Senate Democrats

The President’s Budget Honors the Service of Our Nation’s Veterans

President Obama’s Fiscal Year 2010 budget request includes critical investments in a number of important veterans programs. This Fact Sheet provides a summary of those proposed investments.  Congress will take these recommendations under consideration, along with its own priorities, as it works to complete the Fiscal Year 2010 Appropriations process in keeping with the Budget Resolution.

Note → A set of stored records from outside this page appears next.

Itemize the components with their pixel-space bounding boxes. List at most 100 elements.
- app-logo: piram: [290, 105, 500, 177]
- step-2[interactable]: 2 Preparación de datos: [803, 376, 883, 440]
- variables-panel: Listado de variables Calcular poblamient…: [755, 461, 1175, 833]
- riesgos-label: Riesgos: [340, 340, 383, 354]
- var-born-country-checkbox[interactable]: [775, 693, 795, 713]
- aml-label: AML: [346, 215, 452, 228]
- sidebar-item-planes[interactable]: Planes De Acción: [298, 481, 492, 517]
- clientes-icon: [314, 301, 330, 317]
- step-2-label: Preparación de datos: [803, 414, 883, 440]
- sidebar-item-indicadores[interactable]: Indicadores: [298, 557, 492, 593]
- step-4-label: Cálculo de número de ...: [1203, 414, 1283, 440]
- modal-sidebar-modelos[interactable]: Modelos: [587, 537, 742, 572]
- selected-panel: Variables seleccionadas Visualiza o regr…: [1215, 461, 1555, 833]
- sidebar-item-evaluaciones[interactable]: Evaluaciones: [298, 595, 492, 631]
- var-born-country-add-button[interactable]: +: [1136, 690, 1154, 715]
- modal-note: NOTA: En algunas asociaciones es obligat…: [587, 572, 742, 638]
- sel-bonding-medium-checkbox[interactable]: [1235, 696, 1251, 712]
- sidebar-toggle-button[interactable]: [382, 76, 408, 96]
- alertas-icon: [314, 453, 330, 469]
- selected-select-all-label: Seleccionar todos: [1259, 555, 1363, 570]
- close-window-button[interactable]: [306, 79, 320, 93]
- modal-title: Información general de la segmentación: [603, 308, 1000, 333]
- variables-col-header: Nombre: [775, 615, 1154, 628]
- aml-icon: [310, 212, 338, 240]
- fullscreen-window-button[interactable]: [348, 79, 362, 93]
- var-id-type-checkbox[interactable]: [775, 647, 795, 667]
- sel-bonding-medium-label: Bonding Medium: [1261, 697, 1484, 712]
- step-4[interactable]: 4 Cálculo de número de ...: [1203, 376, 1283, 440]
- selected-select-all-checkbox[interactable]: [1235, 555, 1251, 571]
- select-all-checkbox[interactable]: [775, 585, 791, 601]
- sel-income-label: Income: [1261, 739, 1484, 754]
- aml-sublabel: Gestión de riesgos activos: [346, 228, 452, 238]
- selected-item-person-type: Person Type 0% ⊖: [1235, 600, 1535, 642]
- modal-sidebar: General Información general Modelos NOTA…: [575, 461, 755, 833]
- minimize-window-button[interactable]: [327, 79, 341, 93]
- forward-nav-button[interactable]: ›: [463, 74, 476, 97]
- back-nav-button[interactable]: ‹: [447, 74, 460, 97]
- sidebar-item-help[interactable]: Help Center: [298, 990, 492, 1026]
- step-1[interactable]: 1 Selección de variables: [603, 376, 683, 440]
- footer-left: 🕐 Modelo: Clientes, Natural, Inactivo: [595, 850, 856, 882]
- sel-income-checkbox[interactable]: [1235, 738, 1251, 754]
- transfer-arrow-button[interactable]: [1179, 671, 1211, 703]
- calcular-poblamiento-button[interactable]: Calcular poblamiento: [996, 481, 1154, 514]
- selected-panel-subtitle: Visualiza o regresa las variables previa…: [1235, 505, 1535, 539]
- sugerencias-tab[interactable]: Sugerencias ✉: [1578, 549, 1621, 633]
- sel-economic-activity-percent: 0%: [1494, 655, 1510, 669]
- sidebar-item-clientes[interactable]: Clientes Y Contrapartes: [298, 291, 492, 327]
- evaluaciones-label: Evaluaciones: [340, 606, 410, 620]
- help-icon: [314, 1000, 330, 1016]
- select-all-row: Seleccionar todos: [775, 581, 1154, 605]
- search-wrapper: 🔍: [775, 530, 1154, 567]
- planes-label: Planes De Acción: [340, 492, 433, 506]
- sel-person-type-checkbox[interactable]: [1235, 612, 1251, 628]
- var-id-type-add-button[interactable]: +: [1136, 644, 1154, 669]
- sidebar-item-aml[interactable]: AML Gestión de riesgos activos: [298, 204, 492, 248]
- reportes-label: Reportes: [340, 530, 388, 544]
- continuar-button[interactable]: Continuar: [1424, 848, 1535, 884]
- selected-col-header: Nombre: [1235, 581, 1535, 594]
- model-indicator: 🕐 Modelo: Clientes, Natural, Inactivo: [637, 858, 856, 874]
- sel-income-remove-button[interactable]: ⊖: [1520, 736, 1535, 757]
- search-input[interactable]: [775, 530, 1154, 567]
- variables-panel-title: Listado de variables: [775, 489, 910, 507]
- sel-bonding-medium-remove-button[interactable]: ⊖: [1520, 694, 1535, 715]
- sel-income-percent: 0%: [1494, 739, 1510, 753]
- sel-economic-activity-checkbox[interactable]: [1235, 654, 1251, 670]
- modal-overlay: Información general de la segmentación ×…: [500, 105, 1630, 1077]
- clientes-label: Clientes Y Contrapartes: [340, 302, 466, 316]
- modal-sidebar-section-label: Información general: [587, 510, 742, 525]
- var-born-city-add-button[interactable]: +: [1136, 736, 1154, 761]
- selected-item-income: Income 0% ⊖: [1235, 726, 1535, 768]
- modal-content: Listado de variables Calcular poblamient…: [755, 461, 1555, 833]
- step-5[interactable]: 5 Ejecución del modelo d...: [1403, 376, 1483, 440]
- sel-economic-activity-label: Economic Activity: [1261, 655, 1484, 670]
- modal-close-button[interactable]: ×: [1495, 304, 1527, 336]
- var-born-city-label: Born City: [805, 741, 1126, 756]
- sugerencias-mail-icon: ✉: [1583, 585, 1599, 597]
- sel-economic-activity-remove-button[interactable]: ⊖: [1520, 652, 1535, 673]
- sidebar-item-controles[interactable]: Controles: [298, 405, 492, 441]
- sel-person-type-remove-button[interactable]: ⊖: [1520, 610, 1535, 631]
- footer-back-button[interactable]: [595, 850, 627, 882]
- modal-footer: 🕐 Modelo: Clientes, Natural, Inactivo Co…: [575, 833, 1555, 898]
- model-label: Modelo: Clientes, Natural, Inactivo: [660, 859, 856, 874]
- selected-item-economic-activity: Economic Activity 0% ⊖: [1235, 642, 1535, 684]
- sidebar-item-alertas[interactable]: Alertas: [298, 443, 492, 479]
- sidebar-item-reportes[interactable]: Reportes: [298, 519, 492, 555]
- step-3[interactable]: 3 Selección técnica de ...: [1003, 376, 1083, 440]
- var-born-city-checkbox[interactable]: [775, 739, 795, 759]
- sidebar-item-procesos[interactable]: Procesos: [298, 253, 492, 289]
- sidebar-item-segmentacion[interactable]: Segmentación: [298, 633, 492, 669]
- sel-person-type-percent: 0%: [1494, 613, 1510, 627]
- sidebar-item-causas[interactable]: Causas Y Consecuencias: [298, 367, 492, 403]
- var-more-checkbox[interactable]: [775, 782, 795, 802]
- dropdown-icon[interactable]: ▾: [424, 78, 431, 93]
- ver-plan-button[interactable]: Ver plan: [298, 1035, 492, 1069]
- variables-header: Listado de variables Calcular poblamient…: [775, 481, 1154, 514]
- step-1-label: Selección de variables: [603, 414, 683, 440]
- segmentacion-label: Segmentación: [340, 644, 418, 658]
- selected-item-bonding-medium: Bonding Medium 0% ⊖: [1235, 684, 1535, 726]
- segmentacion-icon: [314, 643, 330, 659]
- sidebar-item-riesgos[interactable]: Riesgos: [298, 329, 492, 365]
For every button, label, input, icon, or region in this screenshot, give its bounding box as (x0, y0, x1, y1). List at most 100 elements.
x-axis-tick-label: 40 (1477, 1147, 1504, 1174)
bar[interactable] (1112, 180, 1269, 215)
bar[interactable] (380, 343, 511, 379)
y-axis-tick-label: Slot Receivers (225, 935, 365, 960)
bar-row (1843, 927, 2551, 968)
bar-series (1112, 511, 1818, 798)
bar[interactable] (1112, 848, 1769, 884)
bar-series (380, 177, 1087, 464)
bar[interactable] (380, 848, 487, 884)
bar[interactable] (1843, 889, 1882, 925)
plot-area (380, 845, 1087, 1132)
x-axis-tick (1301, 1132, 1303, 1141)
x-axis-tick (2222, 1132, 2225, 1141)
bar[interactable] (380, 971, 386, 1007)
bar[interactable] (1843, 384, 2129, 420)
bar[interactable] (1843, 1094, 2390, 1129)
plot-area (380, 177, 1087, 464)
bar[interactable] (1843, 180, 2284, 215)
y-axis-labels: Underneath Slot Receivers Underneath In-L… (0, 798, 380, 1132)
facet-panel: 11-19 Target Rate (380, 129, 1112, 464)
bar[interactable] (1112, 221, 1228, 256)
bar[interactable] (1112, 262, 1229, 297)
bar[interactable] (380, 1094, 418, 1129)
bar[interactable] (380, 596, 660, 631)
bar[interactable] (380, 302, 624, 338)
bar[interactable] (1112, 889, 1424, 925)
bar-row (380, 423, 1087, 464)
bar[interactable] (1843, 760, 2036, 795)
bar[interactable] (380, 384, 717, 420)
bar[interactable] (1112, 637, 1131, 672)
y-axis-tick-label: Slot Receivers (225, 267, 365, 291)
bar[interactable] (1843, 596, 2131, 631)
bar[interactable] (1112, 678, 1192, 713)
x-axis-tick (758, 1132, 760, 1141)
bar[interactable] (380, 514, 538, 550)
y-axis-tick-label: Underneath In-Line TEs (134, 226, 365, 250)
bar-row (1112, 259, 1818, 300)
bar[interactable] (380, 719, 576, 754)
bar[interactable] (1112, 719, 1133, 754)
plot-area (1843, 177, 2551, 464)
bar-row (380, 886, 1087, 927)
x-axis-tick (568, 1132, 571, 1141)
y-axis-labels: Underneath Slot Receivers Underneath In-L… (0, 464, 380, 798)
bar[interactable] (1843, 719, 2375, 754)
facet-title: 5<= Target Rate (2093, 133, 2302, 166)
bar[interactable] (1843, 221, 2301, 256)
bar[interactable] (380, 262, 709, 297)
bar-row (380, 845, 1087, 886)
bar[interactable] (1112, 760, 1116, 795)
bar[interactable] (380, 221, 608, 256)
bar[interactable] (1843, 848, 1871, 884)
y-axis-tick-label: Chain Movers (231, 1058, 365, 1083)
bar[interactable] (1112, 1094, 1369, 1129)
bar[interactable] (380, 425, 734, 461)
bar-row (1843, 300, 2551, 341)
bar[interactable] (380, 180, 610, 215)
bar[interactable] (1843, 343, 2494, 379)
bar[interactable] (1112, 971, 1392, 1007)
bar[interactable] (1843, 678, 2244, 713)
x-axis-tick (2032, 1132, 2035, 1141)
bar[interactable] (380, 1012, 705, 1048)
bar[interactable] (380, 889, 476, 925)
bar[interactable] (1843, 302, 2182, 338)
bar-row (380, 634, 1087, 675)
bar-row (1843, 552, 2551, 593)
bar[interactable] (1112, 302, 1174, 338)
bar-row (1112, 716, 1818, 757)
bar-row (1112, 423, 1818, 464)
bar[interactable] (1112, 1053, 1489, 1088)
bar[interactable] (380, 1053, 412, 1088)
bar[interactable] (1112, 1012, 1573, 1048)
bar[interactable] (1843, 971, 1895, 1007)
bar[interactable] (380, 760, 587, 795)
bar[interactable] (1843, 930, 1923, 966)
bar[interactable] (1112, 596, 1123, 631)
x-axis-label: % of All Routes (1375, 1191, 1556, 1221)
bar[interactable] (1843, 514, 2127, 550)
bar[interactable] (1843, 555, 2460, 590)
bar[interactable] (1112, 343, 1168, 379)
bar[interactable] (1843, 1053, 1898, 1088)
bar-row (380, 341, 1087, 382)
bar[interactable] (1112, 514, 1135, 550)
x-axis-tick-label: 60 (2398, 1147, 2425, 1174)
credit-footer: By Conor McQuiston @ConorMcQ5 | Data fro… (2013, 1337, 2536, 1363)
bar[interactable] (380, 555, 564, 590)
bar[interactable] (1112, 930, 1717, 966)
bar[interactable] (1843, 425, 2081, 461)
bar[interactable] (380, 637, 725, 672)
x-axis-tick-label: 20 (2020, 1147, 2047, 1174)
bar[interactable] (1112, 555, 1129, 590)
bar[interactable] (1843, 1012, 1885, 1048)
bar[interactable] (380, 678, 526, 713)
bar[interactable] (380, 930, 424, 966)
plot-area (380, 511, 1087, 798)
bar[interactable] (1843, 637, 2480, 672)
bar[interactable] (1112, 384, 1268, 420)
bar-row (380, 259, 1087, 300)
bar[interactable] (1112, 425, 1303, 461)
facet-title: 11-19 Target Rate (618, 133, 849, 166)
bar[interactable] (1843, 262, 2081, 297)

The President’s Fiscal Year 2010 budget request will:*

  • Increase funding for the VA by $25 billion over the next five years.  The President’s budget request sets the stage for increasing funding for the VA by $25 billion over the next five years to meet growing demands and expand services for veterans.  The proposal calls for $55.9 billion in discretionary funding for Fiscal Year 2010, which is $5.5 billion, or 11 percent, over Fiscal Year 2009 appropriations.  That amount includes more than $2 billion in Fiscal Year 2010 funds for meeting the needs of returning Iraq and Afghanistan war veterans, which is $463 million, or 29 percent, above last year’s funding level.
  • Provide significant increases in VA health care.  The President’s budget request would provide $44.5 billion in funding for veterans’ medical care, which is $4.3 billion, or 10.7 percent, above the Fiscal Year 2009.  According to the VA, this increase would provide adequate resources for the Department to provide 5.5 million veterans high quality care; create Centers of Excellence; and provide additional specialty care for veterans, including prosthetics, vision and spinal cord injury, aging, and women’s health.
  • Ensure timely funding for veterans’ health care.  President Obama’s budget request includes a pledge “to work with the Congress to develop a specific advance appropriation proposal for the Department of Veterans Affairs Medical Care program.”  By enabling Congress to provide funding for VA medical care a year in advance, the Budget would work to ensure timely and predictable funding for the veterans health care system.
  • Improve mental health outreach and services.  The budget request calls for $4.6 billion for mental health initiatives, which is $288 million, or seven percent, above last year’s funding.  The proposal also includes provisions to expand VA’s mental health screening and treatment services, targeting veterans living in rural areas.  It would increase the number of Vet Centers and mobile health clinics, and expand outreach initiatives to veterans and their families.
  • Expand access to VA health care for modest income veterans.  The President’s budget request would grant eligibility for VA health care to non-disabled veterans modest income (Priority 8) veterans.  This measure would effectively bring more than 500,000 additional veterans into the VA system by 2013.
  • Provide support services to vulnerable veterans.  The budget request would expand VA services to homeless veterans through a pilot program between the VA and nonprofit organizations.  The program would help maintain stable housing for veterans at risk of falling into homelessness while helping the VA to provide them with support services.  The budget request calls for $500 million for homeless veterans programs, which is $88 million, or 21 percent, above Fiscal Year 2009 funding.
  • Expand benefits for disabled veterans retired from service.  The President’s budget request includes a provision that would make highly disabled veterans who are medically retired from service eligible for concurrent receipt of disability benefits from the VA and retirement benefits from the Department of Defense (DOD).
  • Begin the transformation of the VA into a 21st Century organization.  The budget request would invest in information technology to better deliver health care and benefits to veterans.  It would provide improved electronic medical records to allow the VA to access health records from other VA sites as well as DOD and also invest in the development of improved electronic processes to increase the accuracy, consistency, and timeliness in veterans’ receipt of benefits.  The proposal includes 1.825 billion for the Veterans Benefits Administration (VBA), which is $364 million, or 25 percent above Fiscal Year 2009 levels.
  • Facilitate the implementation of the Post-9/11 GI Bill.  The President’s budget request includes resources to ensure the effective implementation of the new educational benefits for veterans of the wars in Iraq and Afghanistan, as provided under the Post -9/11 GI Bill.

* Note: FY 2009 funding levels exclude $1.4 billion provided to the VA in P.L. 111-5.